La Tallera, Cuernavaca, Morelos, MX
Conversations for Dying a Little Less, Pablo Helguera
October 15, 2016–March 5, 2017
Conversations for Dying a Little Less is the first individual exhibition of Mexican artist Pablo Helguera that looks into part his artistic production of the last two decades, specifically in relation to his performatic practice and the role of dramaturgical structures, like opera and theater, in the production of works like The Witches of Tepoztlan, 2007, The Metropolitan Opera Bathroom, 2008, Confessions of Another Mask, 2011, Canon, 2013, Gregorio Lemercier: Dialogues with Christ, 2014, and Casa Plarre, 2015. The impact of the city of Cuernavaca in the artist’s family life and in Mexico’s intellectual class towards the end of the 20th century will be staged in Helguera’s new theatrical production Sobremesa where, through the paradigms of immersive theater, seven characters invite the public into a debate about the relationship between intellectuallity and political power in Mexico. Exhibition curated by Taiyana Pimentel in collaboration with a team of professionals from the arts and the theater, among them Jessica Berlanga and Hector Bourges.
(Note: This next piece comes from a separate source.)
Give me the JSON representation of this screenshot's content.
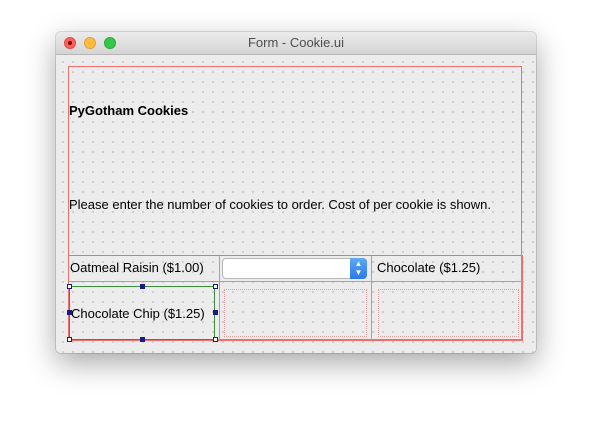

Sala de Arte Público Siqueiros, Mexico City, MX
epiPHONY, Jose Alejandro Restrepo
October 6, 2016–February 12, 2017
Pioneer of video art in Colombia, Jose Alejandro Restrepo investigates changing socio-cultural processes that arise from situations like post-colonial clashes, where the ideology of one culture is interposed to that of an other, or from the introduction of new technologies in social life and in nature. The artist’s individual exhibition at Sala de Arte Publico Siqueiros, titled epiPHONY, is part of his research about information technologies like the cellular telephone and the structural elements that wireless communication requires. The implications that this object has on the subject, the landscape, spiritual life, informal economies, crime, pornography, and popular culture are revealing. His video essay displays situations that happen throughout the Colombia as are communication antennas that have been installed in sacred places of the indigenous communities in the Amazonian jungle, the symbolic allotment of the antennas by guerrilla groups, clandestine communication systems in prisons, and “minute sellers” in different cities.
Temporary Stone, SANGREE
October 6, 2016–February 12, 2017
The work of Mexican artist duo SANGREE (composed by Carlos Lara and Rene Godinez) has an idiosyncratic imaginary that they have constructed by combining esthetics taken from popular culture, Mexico’s pre-Columbian legacy, and visual languages that are used in social media and in publicity. The installation, Temporary Stone takes as a parting point the iconic Tlaloc monolith installed in Mexico City, and the strategies of display employed by different museums around the country to exhibit anthropological artifacts and structures. During the construction of the National Museum of Anthropology (1963–64), when it was a fact that the god of rain would be displaced from Coatlinchan, Texcoco to Mexico City, architect Pedro Ramirez Vazquez made a prototype of the monumental Tlaloc figure to see in which part of the museum it would be installed. Photographs that document the model show that it was an artwork in itself: Tlaloc’s original carvings were simplified and abstracted resulting in a temporary sculpture-model that mixed the aesthetics of Mexican geometrical modernism with that of Nahuatl art. In Temporary stone, SANGREE take into account the problem of the substitution of the sculpture-deity by a replica in its original place and its conversion into a monument that no longer represents the deity, but national identity as part of the National Museum of Anthropology’s collection. The installation liaises cinematographic-stage and amusement park visual strategies with the conceptual problems of the disposable, the fake, and the real. Both exhibitions curated by Michele Fiedler.
About Proyecto Siqueiros
A joint endeavor of Sala de Arte Público Siqueiros (SAPS) in Mexico City and La Tallera in Cuernavaca, Morelos, Proyecto Siqueiros is a platform for national and international contemporary art designed as a space that commissions new works by contemporary artists while preserving and promoting the artworks held by both venues. Launched in 2010, the project seeks to articulate reflective proposals regarding the theoretical and artistic precepts set forth by Mexican muralist David Alfaro Siqueiros; attending to the public nature of art and its social and political commitments, alongside his ever present search for experimental languages and materials.